RG goes to bed, while ZP and I walk about checking out the nightlife. We go to Cloud 9, a lounge bar here in PB. Posh, but reasonably priced. Also a bit small, and almost empty. We check out another bar at just after 9 pm, but they tell us they've just closed. Few bars here, and they're either deserted or shut by 9.00. Everything seems to close early here. Even the restaurants shut by 9.00. One of the places we check tells us they take their last order at 8.30.

It's getting progressively colder as the shop lights go out and the night goes on. Shillong is the coldest place we've been to so far in the N.E. We walk around for a bit just talking, watching PB shut down, before getting back to the guesthouse.

Day 5 - Wednesday - Dec 22

We get up late deliberately, skipping breakfast. We've earned it. Check out of the hotel at 12.30 but leave our bags behind to pick up later. We begin walking to the Don Bosco museum. We figure we'll go there as it's supposed to be good and we have a day to kill.

We walk a fair distance before realising it's really far and then manage to take a shared cab the rest of the way. The cab driver is playing Scorpions. We reach the museum and discover it's closed from 22-25 Dec due to Christmas. We walk down the street from the museum. This is nothing like PB. It's an area/district called Mawlai, a quiet beautiful locality with lovely bungalows. We catch a cab back to PB by 3.00 pm and look for lunch.

We go to a Manipuri restaurant for lunch. We had first seen it last night. We figure we'll try some Manipuri food here since we're not going to Manipur. And for Rs. 60 each we eat some of the most delicious chicken curry, fish curry & rice we've ever had. It's 4.00 by the time we're done. The owner tells us he used to run a Taikwando school in Colaba.
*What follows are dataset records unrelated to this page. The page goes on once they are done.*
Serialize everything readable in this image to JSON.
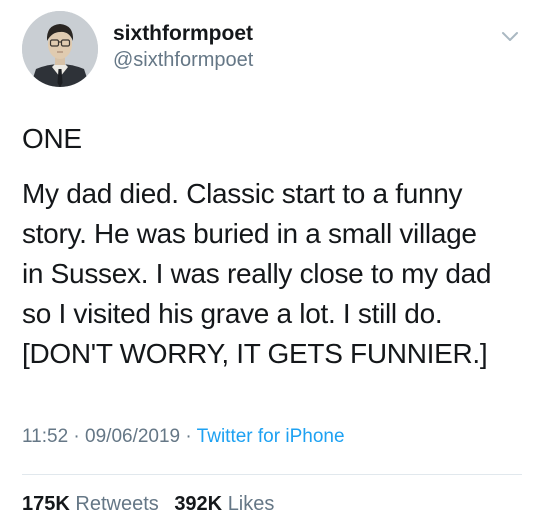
{
  "author": {
    "display_name": "sixthformpoet",
    "handle": "@sixthformpoet",
    "avatar_icon": "portrait-avatar-icon"
  },
  "menu_icon": "chevron-down-icon",
  "tweet": {
    "heading": "ONE",
    "lines": [
      "My dad died. Classic start to a funny",
      "story. He was buried in a small village",
      "in Sussex. I was really close to my dad",
      "so I visited his grave a lot. I still do.",
      "[DON'T WORRY, IT GETS FUNNIER.]"
    ]
  },
  "meta": {
    "time": "11:52",
    "date": "09/06/2019",
    "separator": "·",
    "source": "Twitter for iPhone"
  },
  "stats": {
    "retweets_count": "175K",
    "retweets_label": "Retweets",
    "likes_count": "392K",
    "likes_label": "Likes"
  },
  "colors": {
    "text_primary": "#14171a",
    "text_secondary": "#657786",
    "link": "#1da1f2",
    "divider": "#e1e8ed"
  }
}
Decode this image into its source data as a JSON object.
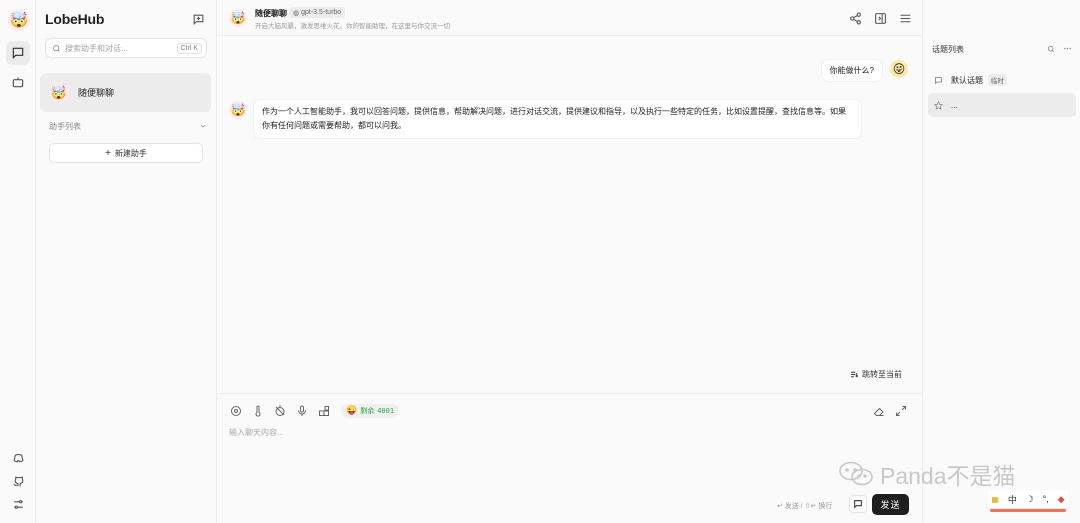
{
  "app": {
    "brand": "LobeHub"
  },
  "sidebar": {
    "search_placeholder": "搜索助手和对话...",
    "search_shortcut": "Ctrl K",
    "sessions": [
      {
        "name": "随便聊聊",
        "avatar": "🤯"
      }
    ],
    "section_title": "助手列表",
    "add_assistant_label": "新建助手"
  },
  "header": {
    "title": "随便聊聊",
    "model": "gpt-3.5-turbo",
    "description": "开启大脑风暴，激发思维火花。你的智能助理，在这里与你交流一切"
  },
  "messages": [
    {
      "role": "user",
      "avatar": "😜",
      "text": "你能做什么?"
    },
    {
      "role": "assistant",
      "avatar": "🤯",
      "text": "作为一个人工智能助手，我可以回答问题，提供信息，帮助解决问题，进行对话交流，提供建议和指导，以及执行一些特定的任务，比如设置提醒，查找信息等。如果你有任何问题或需要帮助，都可以问我。"
    }
  ],
  "jump_label": "跳转至当前",
  "composer": {
    "token_label": "剩余",
    "token_value": "4001",
    "placeholder": "输入聊天内容...",
    "hint": "↵ 发送 / ⇧↵ 换行",
    "send_label": "发送"
  },
  "topics": {
    "title": "话题列表",
    "items": [
      {
        "label": "默认话题",
        "badge": "临时"
      },
      {
        "label": "..."
      }
    ]
  },
  "watermark": "Panda不是猫",
  "ime": {
    "lang": "中"
  },
  "colors": {
    "accent": "#1f1f1f",
    "token_green": "#2a9d4b",
    "ime_underline": "#f05a3a"
  }
}
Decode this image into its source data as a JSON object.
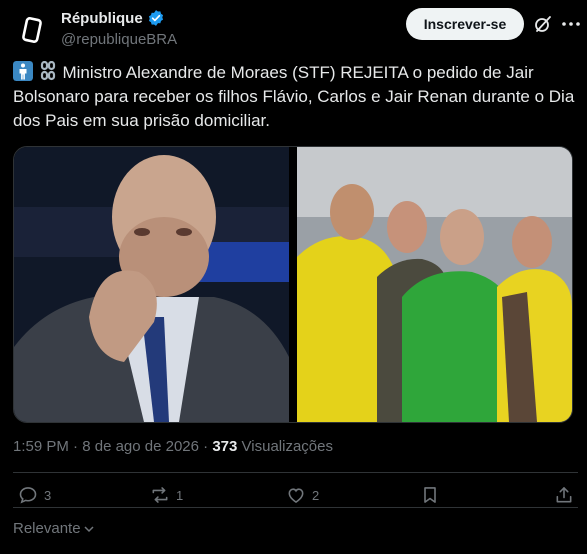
{
  "author": {
    "display_name": "République",
    "handle": "@republiqueBRA"
  },
  "header": {
    "subscribe_label": "Inscrever-se"
  },
  "tweet": {
    "text": "Ministro Alexandre de Moraes (STF) REJEITA o pedido de Jair Bolsonaro para receber os filhos Flávio, Carlos e Jair Renan durante o Dia dos Pais em sua prisão domiciliar.",
    "emojis": [
      "person-standing-icon",
      "chain-links-icon"
    ],
    "time": "1:59 PM",
    "separator": "·",
    "date": "8 de ago de 2026",
    "views_count": "373",
    "views_label": "Visualizações"
  },
  "actions": {
    "replies": "3",
    "reposts": "1",
    "likes": "2"
  },
  "footer": {
    "sort_label": "Relevante"
  },
  "colors": {
    "background": "#000000",
    "text": "#e7e9ea",
    "muted": "#71767b",
    "verified": "#1d9bf0",
    "subscribe_bg": "#eff3f4"
  }
}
We kill time for 2.5 hours, first listening to some open air carol singing, which turns out to be a preview to some more serious worship, then shopping for supplies - biscuits, alcohol and chocolate - our next few meals on the bus to Aizawl, and then finally chilling out at a coffee place that's a dead ringer for CCD. I call a Mumbai friend who's Mizo and currently in Mizoram. He helps with some info.

At 6.30 pm we collect our bags from the hotel and catch a shared cab to to the designated bus stop. The bus is late coming in from Guwahati. Damn Shillong traffic. It finally arrives at around 8.30. We leave. No dinner tonight.